All politicians should be able to give the rapid, and to the point, answers that Scott Brown gave during his press conference this afternoon. Unfortunately, most politicians don't have a set of core beliefs that allow them to answer without thinking, or using a teleprompter. What a breath of fresh air.

Oh, that's just beautiful -- "without thinking." Not "without hemming and hawing" or "without stumbling over their words" Without thinking.

President Obama isn't particularly smooth when he answers questions off the cuff, and I wish he were smoother, but his answers reflect deep knowledge, well-formed ideas about how the world works -- in short, serious thought. It would be nice if he were as honey-tongued as he is reading a speech, but it's clear that his answers reflect a hell of a lot of thinking. I like that.

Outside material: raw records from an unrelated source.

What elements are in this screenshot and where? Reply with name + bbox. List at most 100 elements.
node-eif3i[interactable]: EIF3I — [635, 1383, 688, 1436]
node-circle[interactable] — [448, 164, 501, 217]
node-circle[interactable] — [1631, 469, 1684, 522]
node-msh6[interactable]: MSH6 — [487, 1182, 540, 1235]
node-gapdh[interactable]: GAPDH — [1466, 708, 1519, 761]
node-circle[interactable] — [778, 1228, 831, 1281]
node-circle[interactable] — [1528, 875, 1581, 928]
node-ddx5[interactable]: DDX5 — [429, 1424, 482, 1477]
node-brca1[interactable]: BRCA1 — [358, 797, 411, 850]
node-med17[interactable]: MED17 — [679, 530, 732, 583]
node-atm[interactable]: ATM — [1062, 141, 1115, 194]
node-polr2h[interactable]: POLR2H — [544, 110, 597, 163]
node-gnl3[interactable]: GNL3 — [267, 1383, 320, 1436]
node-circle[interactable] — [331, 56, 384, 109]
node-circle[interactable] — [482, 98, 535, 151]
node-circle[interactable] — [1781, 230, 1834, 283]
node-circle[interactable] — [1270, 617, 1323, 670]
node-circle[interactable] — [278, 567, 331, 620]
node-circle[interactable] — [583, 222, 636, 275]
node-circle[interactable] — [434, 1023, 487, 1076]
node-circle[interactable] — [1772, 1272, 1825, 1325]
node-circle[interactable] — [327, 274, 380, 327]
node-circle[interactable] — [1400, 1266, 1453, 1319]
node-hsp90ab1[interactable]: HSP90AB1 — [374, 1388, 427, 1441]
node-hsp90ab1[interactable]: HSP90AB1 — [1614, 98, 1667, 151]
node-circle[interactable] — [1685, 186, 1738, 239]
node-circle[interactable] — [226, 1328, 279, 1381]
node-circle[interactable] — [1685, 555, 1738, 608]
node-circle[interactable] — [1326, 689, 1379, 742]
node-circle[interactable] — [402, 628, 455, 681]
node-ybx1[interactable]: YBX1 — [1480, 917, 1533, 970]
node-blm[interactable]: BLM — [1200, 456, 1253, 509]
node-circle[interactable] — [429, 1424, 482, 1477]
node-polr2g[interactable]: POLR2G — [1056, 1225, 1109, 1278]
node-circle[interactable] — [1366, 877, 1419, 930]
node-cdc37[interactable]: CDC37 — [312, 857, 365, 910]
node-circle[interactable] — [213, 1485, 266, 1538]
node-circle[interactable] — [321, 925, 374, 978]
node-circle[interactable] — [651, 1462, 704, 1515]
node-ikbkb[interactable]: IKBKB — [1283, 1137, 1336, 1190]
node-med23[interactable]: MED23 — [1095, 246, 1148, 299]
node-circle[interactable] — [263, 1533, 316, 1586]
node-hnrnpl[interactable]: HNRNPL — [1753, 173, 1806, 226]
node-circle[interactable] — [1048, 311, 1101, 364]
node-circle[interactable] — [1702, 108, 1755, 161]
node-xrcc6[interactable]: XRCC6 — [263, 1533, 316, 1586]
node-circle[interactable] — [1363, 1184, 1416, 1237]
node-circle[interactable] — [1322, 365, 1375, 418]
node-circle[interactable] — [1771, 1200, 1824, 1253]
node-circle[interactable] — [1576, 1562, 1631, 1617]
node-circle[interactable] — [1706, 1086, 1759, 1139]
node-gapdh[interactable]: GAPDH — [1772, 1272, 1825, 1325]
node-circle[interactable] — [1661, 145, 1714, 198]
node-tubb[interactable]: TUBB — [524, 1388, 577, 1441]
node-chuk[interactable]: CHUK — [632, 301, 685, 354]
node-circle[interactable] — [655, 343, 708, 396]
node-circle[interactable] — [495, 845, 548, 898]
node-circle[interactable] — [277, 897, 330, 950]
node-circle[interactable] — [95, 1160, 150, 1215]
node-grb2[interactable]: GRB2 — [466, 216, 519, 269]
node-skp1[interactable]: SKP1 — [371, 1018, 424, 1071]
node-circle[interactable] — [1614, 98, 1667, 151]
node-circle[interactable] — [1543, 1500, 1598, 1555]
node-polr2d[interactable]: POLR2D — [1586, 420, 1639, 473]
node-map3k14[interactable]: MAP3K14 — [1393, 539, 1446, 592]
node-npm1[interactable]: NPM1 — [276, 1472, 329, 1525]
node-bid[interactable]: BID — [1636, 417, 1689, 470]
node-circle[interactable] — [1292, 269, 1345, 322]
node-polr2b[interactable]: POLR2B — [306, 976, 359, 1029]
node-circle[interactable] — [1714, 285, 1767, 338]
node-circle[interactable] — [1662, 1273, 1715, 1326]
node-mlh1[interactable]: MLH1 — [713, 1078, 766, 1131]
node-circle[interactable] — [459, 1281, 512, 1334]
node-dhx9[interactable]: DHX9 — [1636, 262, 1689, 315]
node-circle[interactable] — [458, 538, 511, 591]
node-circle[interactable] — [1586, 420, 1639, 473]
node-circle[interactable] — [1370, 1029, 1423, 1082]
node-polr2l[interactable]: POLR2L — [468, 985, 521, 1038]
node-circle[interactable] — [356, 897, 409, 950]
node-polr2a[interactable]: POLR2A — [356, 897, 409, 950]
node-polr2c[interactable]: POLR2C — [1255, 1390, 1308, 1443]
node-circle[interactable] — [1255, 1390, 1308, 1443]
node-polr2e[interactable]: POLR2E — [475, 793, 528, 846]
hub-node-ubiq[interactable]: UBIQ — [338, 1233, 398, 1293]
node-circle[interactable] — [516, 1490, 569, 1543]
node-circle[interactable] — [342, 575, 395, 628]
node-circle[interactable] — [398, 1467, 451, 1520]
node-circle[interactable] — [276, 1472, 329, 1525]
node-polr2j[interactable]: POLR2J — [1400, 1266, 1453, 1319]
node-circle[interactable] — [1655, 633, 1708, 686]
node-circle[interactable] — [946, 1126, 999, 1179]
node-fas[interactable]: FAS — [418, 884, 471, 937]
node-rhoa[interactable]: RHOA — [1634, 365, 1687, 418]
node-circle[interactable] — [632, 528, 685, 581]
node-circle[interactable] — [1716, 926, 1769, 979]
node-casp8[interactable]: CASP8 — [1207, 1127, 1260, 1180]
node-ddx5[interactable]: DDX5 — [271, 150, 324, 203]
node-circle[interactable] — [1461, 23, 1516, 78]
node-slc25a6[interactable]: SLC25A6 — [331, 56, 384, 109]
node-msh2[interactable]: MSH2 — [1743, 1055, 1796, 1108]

That's not what wingnuts want. The word choice betrays the belief system. To wingnuts, a talented politician is one who can eloquently recite Holy Right-Wing Writ and Frank Luntz talking points, presumably like a madrassah student reciting suras from a well-memorized Qur'an. Thought? Optional -- or I suppose it's actually seen as an impediment.

Brown is perfect for them -- did you know he's just a guy from Wrentham who drives a truck? Did he mention that? He is. He's just a guy from Wrentham who drives a truck. I think I just heard him say that again, without thinking.

****

UPDATE: Here's a report on the press conference that so impressed K-Lo's e-mail corresondents; the report is from Dana Milbank, who's hardly a shill for our side:

... Brown entered the jammed TV studio in a hail of camera flashes. Senator Centerfold laid out his positions. How might he work with Democrats? "I need to see what issues are coming up." His stance on gays in the military? "I want to speak to the generals in the field." A filibuster of the labor board nominee? "I'm going to look at everybody's qualifications." The jobs legislation? "I need to see what's in the bill."

The one declarative position Brown did take -- "The last stimulus bill didn't create one new job" -- was demonstrably untrue.

The self-styled "independent" senator spent the rest of the session repeating GOP talking points about tax cuts for all, going "back to the drawing board" on health-care reform, and being "the 41st vote" to sustain filibusters.


Talking points and strategic evasions -- these are Brown's "core beliefs," enunciated "without thinking."